Magdeburg – Die IG Metall führt im Vorfeld der Landtagswahl in Sachsen-Anhalt im Frühjahr 2011 Gespräche mit Vertretern der Parteien Die Linke, CDU und SPD. Im Zentrum des Meinungsaustausches stehen Konsequenzen aus der Finanzmarkt- und Wirtschaftskrise, der drohende Fachkräftemangel sowie arbeitsmarktpolitische Fragen. Zunächst fand ein Gespräch mit der Landtagsfraktion Die Linke am heutigen Mittwoch (2. Juni) in Magdeburg statt.
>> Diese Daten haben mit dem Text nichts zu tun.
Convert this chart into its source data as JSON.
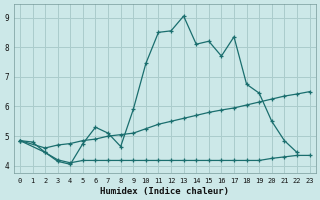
{
  "xlabel": "Humidex (Indice chaleur)",
  "bg_color": "#cce8e8",
  "grid_color": "#aacccc",
  "line_color": "#1a6e6e",
  "xlim": [
    -0.5,
    23.5
  ],
  "ylim": [
    3.75,
    9.45
  ],
  "xticks": [
    0,
    1,
    2,
    3,
    4,
    5,
    6,
    7,
    8,
    9,
    10,
    11,
    12,
    13,
    14,
    15,
    16,
    17,
    18,
    19,
    20,
    21,
    22,
    23
  ],
  "yticks": [
    4,
    5,
    6,
    7,
    8,
    9
  ],
  "line1_x": [
    0,
    1,
    2,
    3,
    4,
    5,
    6,
    7,
    8,
    9,
    10,
    11,
    12,
    13,
    14,
    15,
    16,
    17,
    18,
    19,
    20,
    21,
    22
  ],
  "line1_y": [
    4.85,
    4.8,
    4.45,
    4.15,
    4.05,
    4.75,
    5.3,
    5.1,
    4.65,
    5.9,
    7.45,
    8.5,
    8.55,
    9.05,
    8.1,
    8.2,
    7.7,
    8.35,
    6.75,
    6.45,
    5.5,
    4.85,
    4.45
  ],
  "line2_x": [
    0,
    2,
    3,
    4,
    5,
    6,
    7,
    8,
    9,
    10,
    11,
    12,
    13,
    14,
    15,
    16,
    17,
    18,
    19,
    20,
    21,
    22,
    23
  ],
  "line2_y": [
    4.85,
    4.6,
    4.7,
    4.75,
    4.85,
    4.9,
    5.0,
    5.05,
    5.1,
    5.25,
    5.4,
    5.5,
    5.6,
    5.7,
    5.8,
    5.88,
    5.95,
    6.05,
    6.15,
    6.25,
    6.35,
    6.42,
    6.5
  ],
  "line3_x": [
    0,
    2,
    3,
    4,
    5,
    6,
    7,
    8,
    9,
    10,
    11,
    12,
    13,
    14,
    15,
    16,
    17,
    18,
    19,
    20,
    21,
    22,
    23
  ],
  "line3_y": [
    4.85,
    4.45,
    4.2,
    4.1,
    4.18,
    4.18,
    4.18,
    4.18,
    4.18,
    4.18,
    4.18,
    4.18,
    4.18,
    4.18,
    4.18,
    4.18,
    4.18,
    4.18,
    4.18,
    4.25,
    4.3,
    4.35,
    4.35
  ]
}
Hartmut Meine, IG Metall-Bezirksleiter für Niedersachsen und Sachsen-Anhalt, forderte im Gespräch mit der Links-Partei eine konsequente Politik für die Menschen in Sachsen-Anhalt. „Die prekären Beschäftigungsverhältnisse müssen durch gesetzliche Rahmenbedingungen zurückgedrängt und die Bedingungen für Leiharbeitsbeschäftigte dringend verbessert werden.“ Darüber hinaus müsse die Politik auf die paradoxe Situation auf dem Arbeitsmarkt in Sachsen-Anhalt reagieren: „Es bedarf einer Arbeitsmarktpolitik, die der immer noch hohen Arbeitslosigkeit begegnet und gleichzeitig dem sich abzeichnenden Fachkräftemangel entgegenwirkt, damit dieser nicht zur Wachstumsbremse für das Land wird,“ so Meine.

 

In der Beurteilung der Krisenursachen sehen IG Metall und Die Linke Gemeinsamkeiten. So ist es vor dem Hintergrund der Finanzmarkt- und Wirtschaftskrise dringend notwendig, eine nachhaltige Abkehr vom Finanzmarktkapitalismus einzuleiten und die Mitbestimmungsmöglichkeiten von Beschäftigten in den Betrieben zu stärken. „Wir brauchen mehr Wirtschaftsdemokratie in den Betrieben, es bedarf eines Kurswechsels in der Wirtschaftspolitik, der sicherstellt, dass die unrealistische Renditejagd der Börsenzocker endlich beendet wird,” sagte Meine.